Non è vero che non puoi vincere il male col bene, diceva san Massimiliano Kolbe, tu puoi, se non basi la tua riuscita sulle tue deboli forze ma fai totale affidamento in Colui che solo può vincere in te e attraverso di te, con l'aiuto dell'Immacolata. Gesù ha vissuto la prova delle prove in quel deserto assetato di bene. Ha voluto sentire il dolore bruciante dell'attacco ingiustificato, della violenza gratuita, del sopruso di chi approfitta del tuo momento di maggiore debolezza per sferrare un colpo mortale. E lo ha voluto fare per liberarci dalla paura di non poterlo imitare anche noi, di non potere anche noi vincere il male col bene. Ci ha guadagnato col suo amore la forza che non abbiamo da soli.
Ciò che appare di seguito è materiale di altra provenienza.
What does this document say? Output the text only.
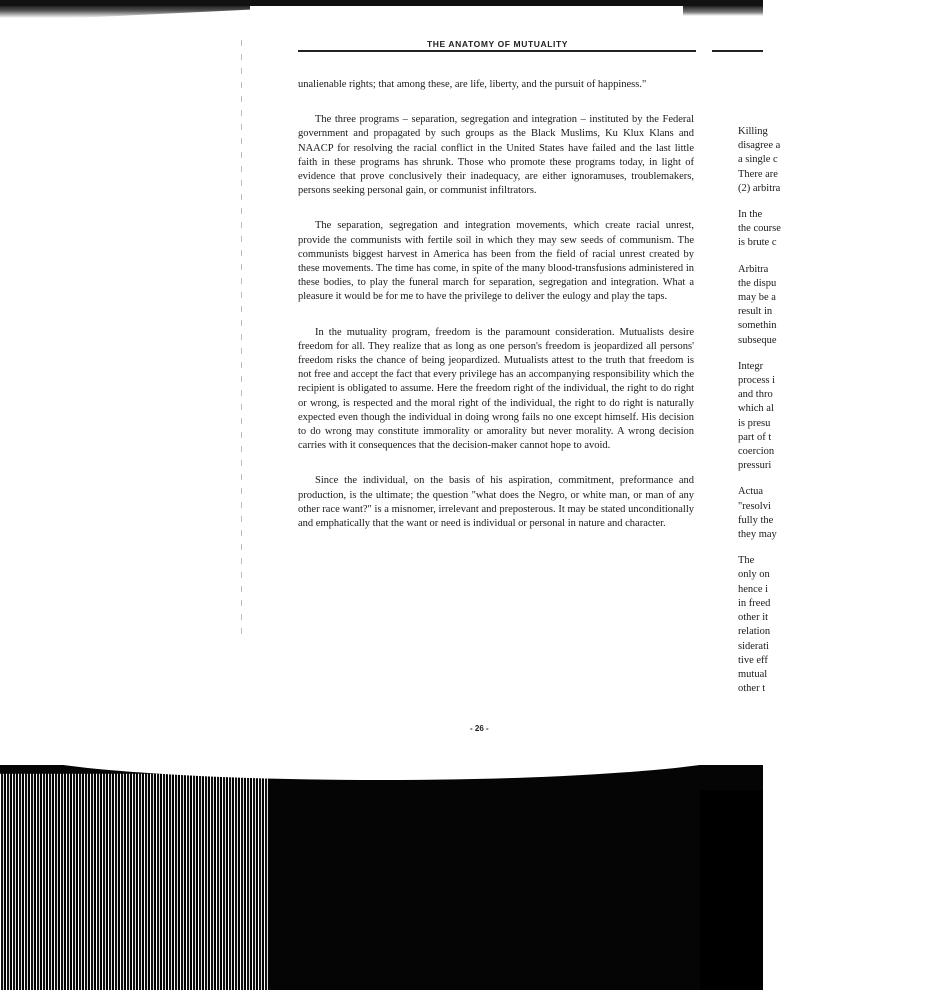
THE ANATOMY OF MUTUALITY

unalienable rights; that among these, are life, liberty, and the pursuit of happiness."

The three programs – separation, segregation and integration – instituted by the Federal government and propagated by such groups as the Black Muslims, Ku Klux Klans and NAACP for resolving the racial conflict in the United States have failed and the last little faith in these programs has shrunk. Those who promote these programs today, in light of evidence that prove conclusively their inadequacy, are either ignoramuses, troublemakers, persons seeking personal gain, or communist infiltrators.

The separation, segregation and integration movements, which create racial unrest, provide the communists with fertile soil in which they may sew seeds of communism. The communists biggest harvest in America has been from the field of racial unrest created by these movements. The time has come, in spite of the many blood-transfusions administered in these bodies, to play the funeral march for separation, segregation and integration. What a pleasure it would be for me to have the privilege to deliver the eulogy and play the taps.

In the mutuality program, freedom is the paramount consideration. Mutualists desire freedom for all. They realize that as long as one person's freedom is jeopardized all persons' freedom risks the chance of being jeopardized. Mutualists attest to the truth that freedom is not free and accept the fact that every privilege has an accompanying responsibility which the recipient is obligated to assume. Here the freedom right of the individual, the right to do right or wrong, is respected and the moral right of the individual, the right to do right is naturally expected even though the individual in doing wrong fails no one except himself. His decision to do wrong may constitute immorality or amorality but never morality. A wrong decision carries with it consequences that the decision-maker cannot hope to avoid.

Since the individual, on the basis of his aspiration, commitment, preformance and production, is the ultimate; the question "what does the Negro, or white man, or man of any other race want?" is a misnomer, irrelevant and preposterous. It may be stated unconditionally and emphatically that the want or need is individual or personal in nature and character.

Killing
disagree a
a single c
There are
(2) arbitra
In the
the course
is brute c
Arbitra
the dispu
may be a
result in
somethin
subseque
Integr
process i
and thro
which al
is presu
part of t
coercion
pressuri
Actua
"resolvi
fully the
they may
The
only on
hence i
in freed
other it
relation
siderati
tive eff
mutual
other t
- 26 -
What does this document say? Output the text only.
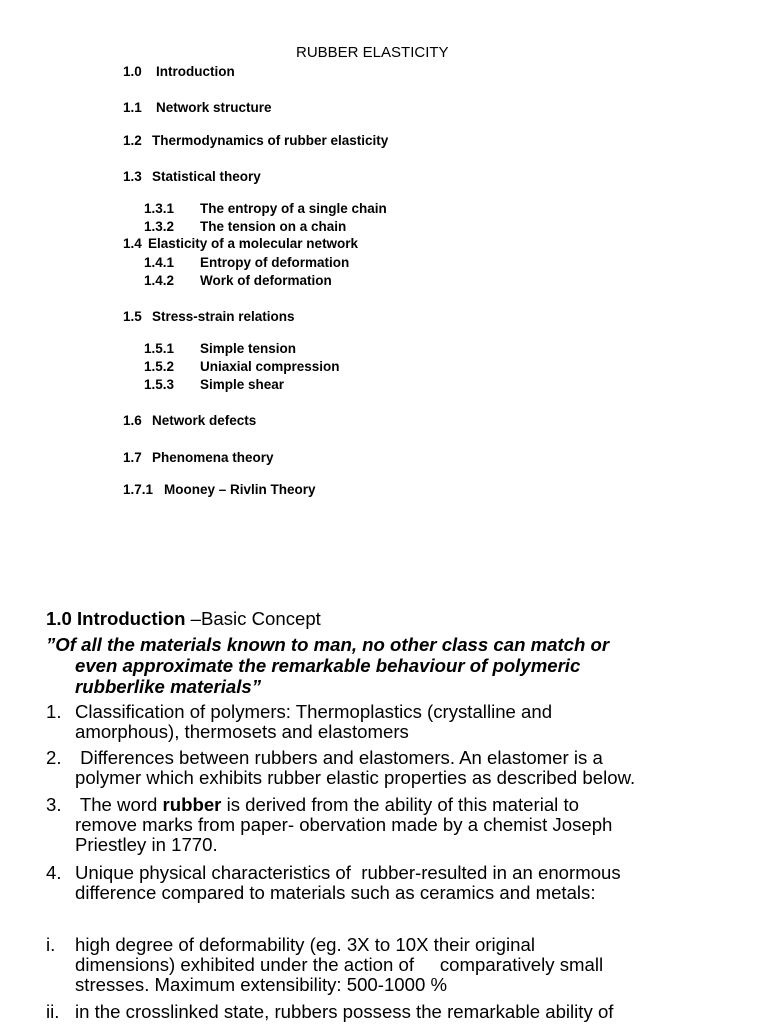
RUBBER ELASTICITY
1.0 Introduction
1.1 Network structure
1.2 Thermodynamics of rubber elasticity
1.3 Statistical theory
1.3.1 The entropy of a single chain
1.3.2 The tension on a chain
1.4 Elasticity of a molecular network
1.4.1 Entropy of deformation
1.4.2 Work of deformation
1.5 Stress-strain relations
1.5.1 Simple tension
1.5.2 Uniaxial compression
1.5.3 Simple shear
1.6 Network defects
1.7 Phenomena theory
1.7.1 Mooney – Rivlin Theory
1.0 Introduction –Basic Concept
”Of all the materials known to man, no other class can match or
even approximate the remarkable behaviour of polymeric
rubberlike materials”
1. Classification of polymers: Thermoplastics (crystalline and
amorphous), thermosets and elastomers
2. Differences between rubbers and elastomers. An elastomer is a
polymer which exhibits rubber elastic properties as described below.
3. The word rubber is derived from the ability of this material to
remove marks from paper- obervation made by a chemist Joseph
Priestley in 1770.
4. Unique physical characteristics of  rubber-resulted in an enormous
difference compared to materials such as ceramics and metals:
i. high degree of deformability (eg. 3X to 10X their original
dimensions) exhibited under the action of     comparatively small
stresses. Maximum extensibility: 500-1000 %
ii. in the crosslinked state, rubbers possess the remarkable ability of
Anche Maria ha vissuto questa fortezza dello spirito. Donna forte, implacabile contro il nemico, il diavolo. Lei non era divina, era figlia del Padre, creatura come ciascuno di noi. Ha sentito anche lei tante volte sulla sua pelle la pressione del male, che si è presentato sotto varie forme, specialmente sotto la veste terribile dell'odio puro verso suo figlio. I sibili maligni che si annidavano nel cuore di chi nutriva quei sentimenti e progetti l'hanno sfiorata e si sono dovuti ripiegare su se stessi, tornando da dove erano venuti. Non hanno intercettato alcuna accoglienza, ma sono rimbalzati come contro un pezzo di marmo. Chi si affida a questa Madre, chi fa la scelta di avere fiducia in quello che il suo amore può operare nel suo essere, entra gradualmente ma irresistibilmente dentro la vita nuova in Cristo. La libertà non consiste nel fare quello che mi pare, ma nel vivere ogni scelta secondo verità. Tutto posso in Colui che mi dà la forza attraverso l'Immacolata.